Tuesday, October 31, 2006
Database Hacks
I recommend Joe Adler’s Baseball Hacks. This blog entry will be some of my hacks in using various data. Here’s one for the Lahman database:
Want to know who played the most games at a particular position?
SELECT yearID, teamID, Pos, Mid(Max(Str(1000+[g])+"_"+[playerid]),7) AS player
FROM Fielding
GROUP BY yearID, teamID, Pos;
This is in Access. You can do an equivalent one in any database. The key part is this:
Mid(Max(Str(1000+[g])+"_"+[playerid]),7)
The first thing it evaluates is:
Str(1000+[g])
What that does is creates a 4-digit number, and then converts it into a string. I then attach the playerid to the end of that string. This:
Max(Str(1000+[g])+"_"+[playerid])
just gets me the maximum value, which because the “1” is the first character in the string, cancels out for everyone, and the next significant character is the number of games.
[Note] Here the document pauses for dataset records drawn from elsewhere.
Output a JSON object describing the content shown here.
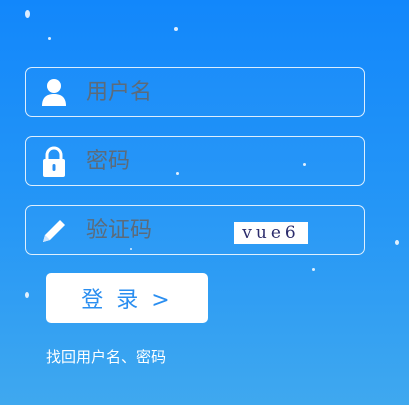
{
  "username": {
    "placeholder": "用户名",
    "icon": "user-icon"
  },
  "password": {
    "placeholder": "密码",
    "icon": "lock-icon"
  },
  "captcha": {
    "placeholder": "验证码",
    "icon": "pencil-icon",
    "image_text": "vue6"
  },
  "login": {
    "label": "登 录 >"
  },
  "recover": {
    "label": "找回用户名、密码"
  },
  "colors": {
    "background": "#1287fb",
    "button_text": "#2a8ef0"
  }
}
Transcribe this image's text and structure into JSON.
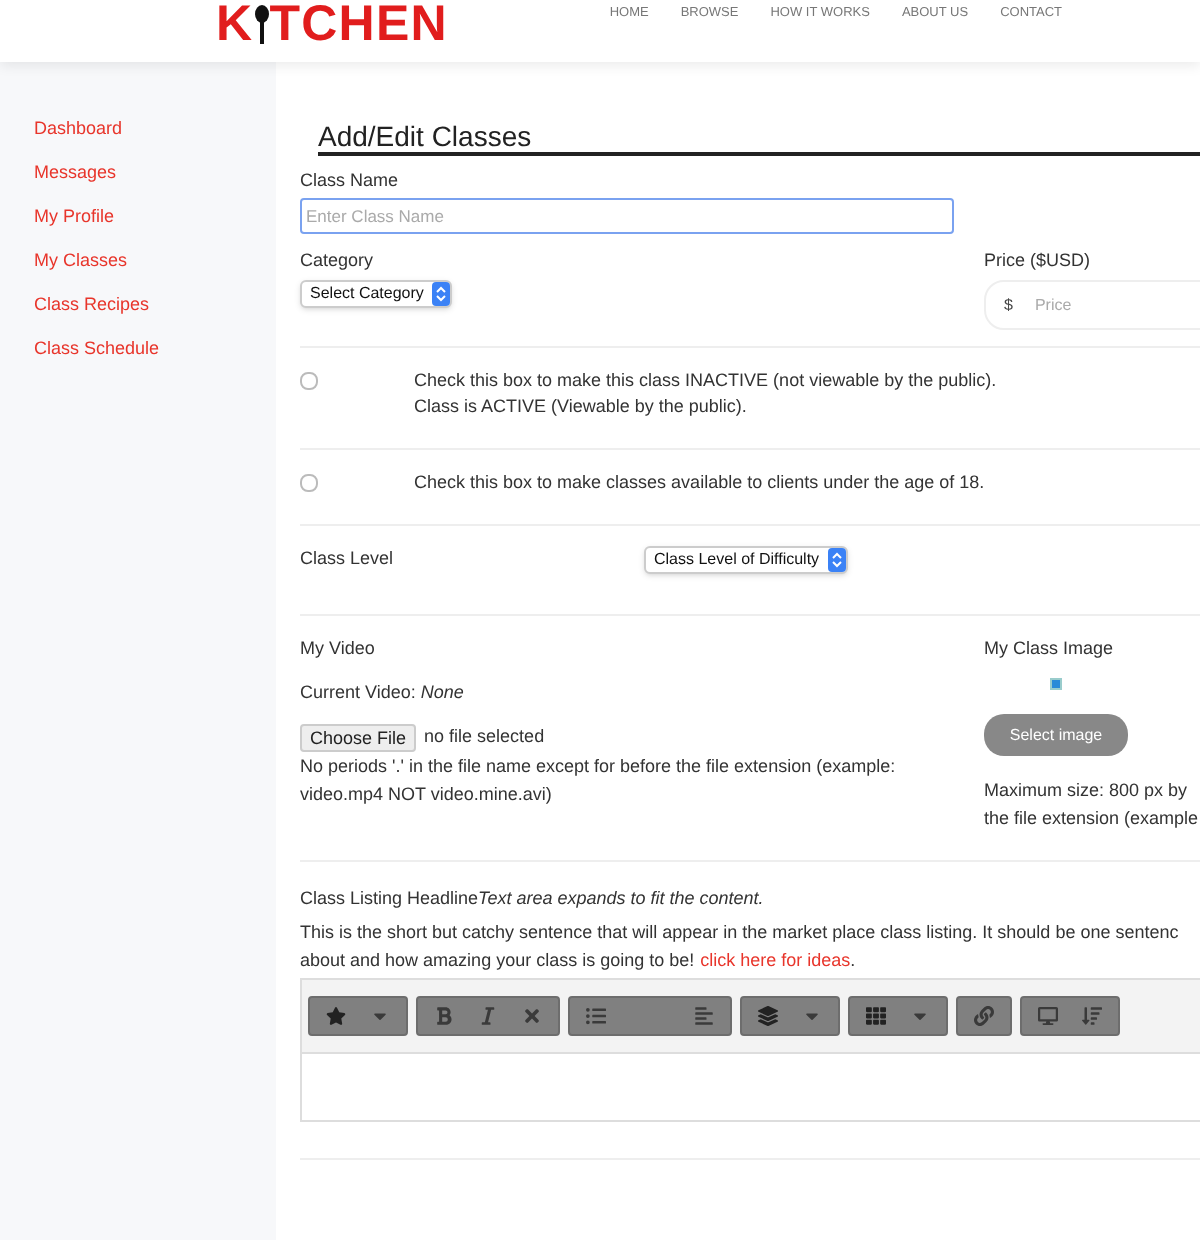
{
  "logo": {
    "before": "K",
    "after": "TCHEN"
  },
  "nav": [
    "HOME",
    "BROWSE",
    "HOW IT WORKS",
    "ABOUT US",
    "CONTACT"
  ],
  "sidebar": {
    "items": [
      {
        "label": "Dashboard"
      },
      {
        "label": "Messages"
      },
      {
        "label": "My Profile"
      },
      {
        "label": "My Classes"
      },
      {
        "label": "Class Recipes"
      },
      {
        "label": "Class Schedule"
      }
    ]
  },
  "title": "Add/Edit Classes",
  "class_name": {
    "label": "Class Name",
    "placeholder": "Enter Class Name"
  },
  "category": {
    "label": "Category",
    "value": "Select Category"
  },
  "price": {
    "label": "Price ($USD)",
    "prefix": "$",
    "placeholder": "Price"
  },
  "checkboxes": [
    {
      "checked": false,
      "lines": [
        "Check this box to make this class INACTIVE (not viewable by the public).",
        "Class is ACTIVE (Viewable by the public)."
      ]
    },
    {
      "checked": false,
      "lines": [
        "Check this box to make classes available to clients under the age of 18."
      ]
    }
  ],
  "class_level": {
    "label": "Class Level",
    "value": "Class Level of Difficulty"
  },
  "video": {
    "label": "My Video",
    "current": "Current Video: *None*",
    "button": "Choose File",
    "status": "no file selected",
    "note": "No periods '.' in the file name except for before the file extension (example: video.mp4 NOT video.mine.avi)"
  },
  "image": {
    "label": "My Class Image",
    "button": "Select image",
    "note_lines": [
      "Maximum size: 800 px by",
      "the file extension (example"
    ]
  },
  "headline": {
    "label": "Class Listing Headline",
    "hint": "Text area expands to fit the content.",
    "help_lines": [
      "This is the short but catchy sentence that will appear in the market place class listing. It should be one sentenc",
      "about and how amazing your class is going to be!"
    ],
    "link": "click here for ideas",
    "after_link": "."
  }
}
Attaching the playerid breaks ties, though you can insert whatever tie-breaker you want in-between.
The MID function simply strips out the playerid from the above result. Voila. Instant starting players for each team.
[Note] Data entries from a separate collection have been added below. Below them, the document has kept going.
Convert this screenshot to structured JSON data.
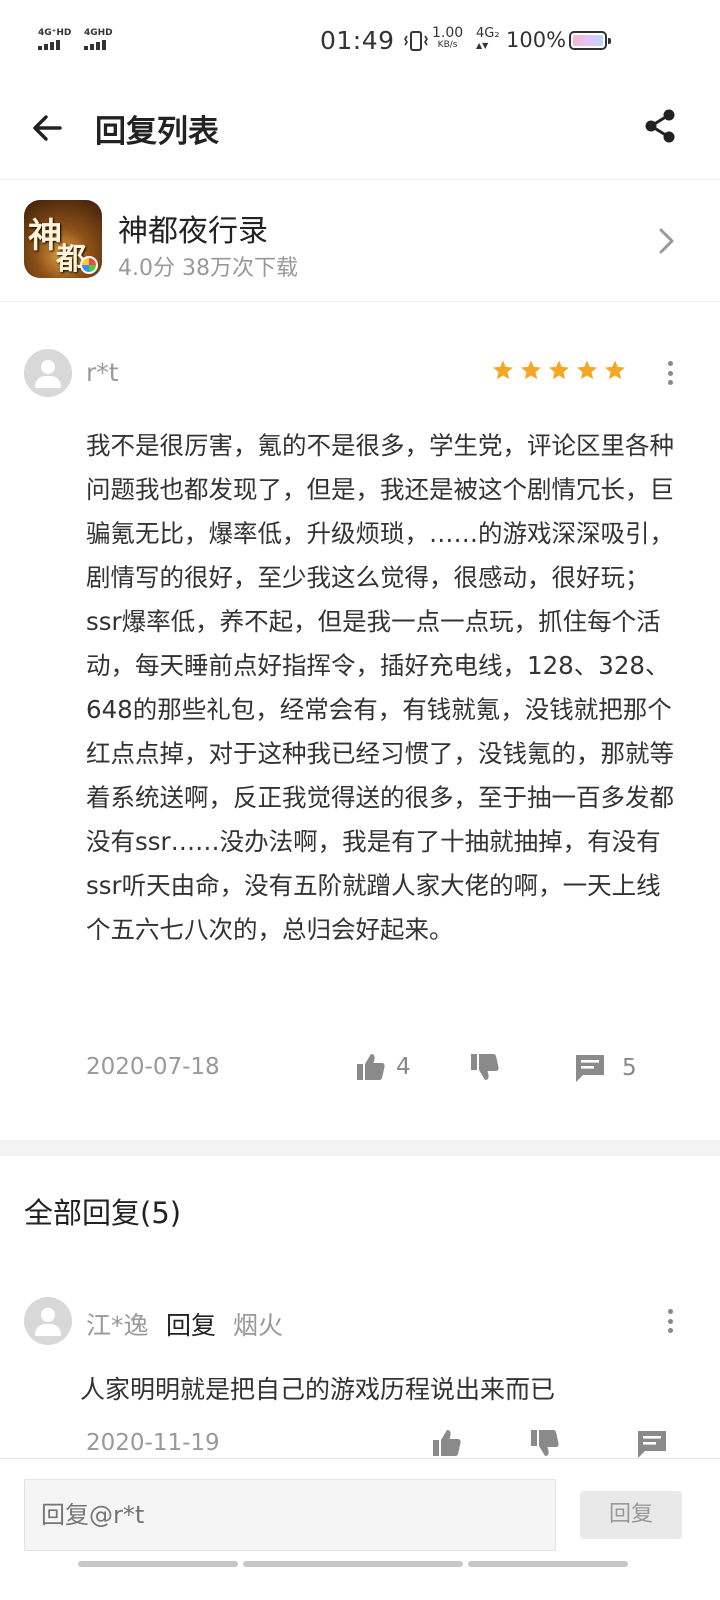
{
  "status_bar": {
    "signal1": "4G⁺HD",
    "signal2": "4GHD",
    "time": "01:49",
    "net_speed": "1.00",
    "net_speed_unit": "KB/s",
    "net_type": "4G₂",
    "battery_pct": "100%",
    "battery_level": 1.0
  },
  "header": {
    "title": "回复列表",
    "back_icon": "arrow-left-icon",
    "share_icon": "share-icon"
  },
  "app": {
    "name": "神都夜行录",
    "meta": "4.0分  38万次下载"
  },
  "review": {
    "user": "r*t",
    "rating": 5,
    "body": "我不是很厉害，氪的不是很多，学生党，评论区里各种问题我也都发现了，但是，我还是被这个剧情冗长，巨骗氪无比，爆率低，升级烦琐，……的游戏深深吸引，剧情写的很好，至少我这么觉得，很感动，很好玩；ssr爆率低，养不起，但是我一点一点玩，抓住每个活动，每天睡前点好指挥令，插好充电线，128、328、648的那些礼包，经常会有，有钱就氪，没钱就把那个红点点掉，对于这种我已经习惯了，没钱氪的，那就等着系统送啊，反正我觉得送的很多，至于抽一百多发都没有ssr……没办法啊，我是有了十抽就抽掉，有没有ssr听天由命，没有五阶就蹭人家大佬的啊，一天上线个五六七八次的，总归会好起来。",
    "date": "2020-07-18",
    "likes": "4",
    "comments": "5",
    "star_color": "#f5a623"
  },
  "replies_section": {
    "title": "全部回复(5)"
  },
  "replies": [
    {
      "user": "江*逸",
      "verb": "回复",
      "target": "烟火",
      "body": "人家明明就是把自己的游戏历程说出来而已",
      "date": "2020-11-19"
    }
  ],
  "bottom_bar": {
    "input_placeholder": "回复@r*t",
    "send_label": "回复"
  }
}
In the Lahman DB, some years have “OF” (so you only get one player here) and some have the three OF positions broken down. The “OF” only years is more cumbersome to handle.
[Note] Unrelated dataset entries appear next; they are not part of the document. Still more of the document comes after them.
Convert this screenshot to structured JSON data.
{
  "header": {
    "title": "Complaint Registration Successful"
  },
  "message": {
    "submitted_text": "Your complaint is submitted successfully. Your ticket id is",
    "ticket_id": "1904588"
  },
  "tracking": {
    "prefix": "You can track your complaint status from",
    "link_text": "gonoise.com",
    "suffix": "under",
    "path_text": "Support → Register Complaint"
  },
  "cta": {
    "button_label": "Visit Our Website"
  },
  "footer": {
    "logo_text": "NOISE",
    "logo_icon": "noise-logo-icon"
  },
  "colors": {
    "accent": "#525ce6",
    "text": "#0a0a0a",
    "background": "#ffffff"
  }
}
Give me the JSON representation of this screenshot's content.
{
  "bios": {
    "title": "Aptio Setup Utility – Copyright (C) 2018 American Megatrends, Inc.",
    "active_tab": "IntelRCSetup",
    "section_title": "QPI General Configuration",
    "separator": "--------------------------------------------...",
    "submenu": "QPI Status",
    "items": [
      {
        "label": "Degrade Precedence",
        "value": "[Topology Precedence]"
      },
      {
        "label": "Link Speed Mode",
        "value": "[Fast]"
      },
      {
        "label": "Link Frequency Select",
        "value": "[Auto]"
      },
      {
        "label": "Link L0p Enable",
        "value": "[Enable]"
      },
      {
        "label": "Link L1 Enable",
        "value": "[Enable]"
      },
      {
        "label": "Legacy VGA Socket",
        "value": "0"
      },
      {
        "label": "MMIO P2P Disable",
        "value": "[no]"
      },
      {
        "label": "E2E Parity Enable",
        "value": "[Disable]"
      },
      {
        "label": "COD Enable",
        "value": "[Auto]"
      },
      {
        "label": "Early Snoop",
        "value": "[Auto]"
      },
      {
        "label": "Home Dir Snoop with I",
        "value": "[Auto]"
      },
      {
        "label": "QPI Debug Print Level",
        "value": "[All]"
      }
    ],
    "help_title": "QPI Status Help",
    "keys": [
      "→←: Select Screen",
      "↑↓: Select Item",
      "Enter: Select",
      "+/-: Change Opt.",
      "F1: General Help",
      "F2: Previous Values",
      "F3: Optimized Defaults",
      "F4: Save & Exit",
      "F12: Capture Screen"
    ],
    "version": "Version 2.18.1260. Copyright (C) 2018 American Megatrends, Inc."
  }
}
Great book. I’ve gotten into the excel web queries, great for grabbing park factors and defensive data on a daily basis.
It doesn’t do much for getting minor league stats, as BA and MiLB format their stats in such a way to prevent you from using web queries.
I haven’t gotten into it yet, but there are chapters on how to use the retrosheet data. I wish I had the time to devote to that.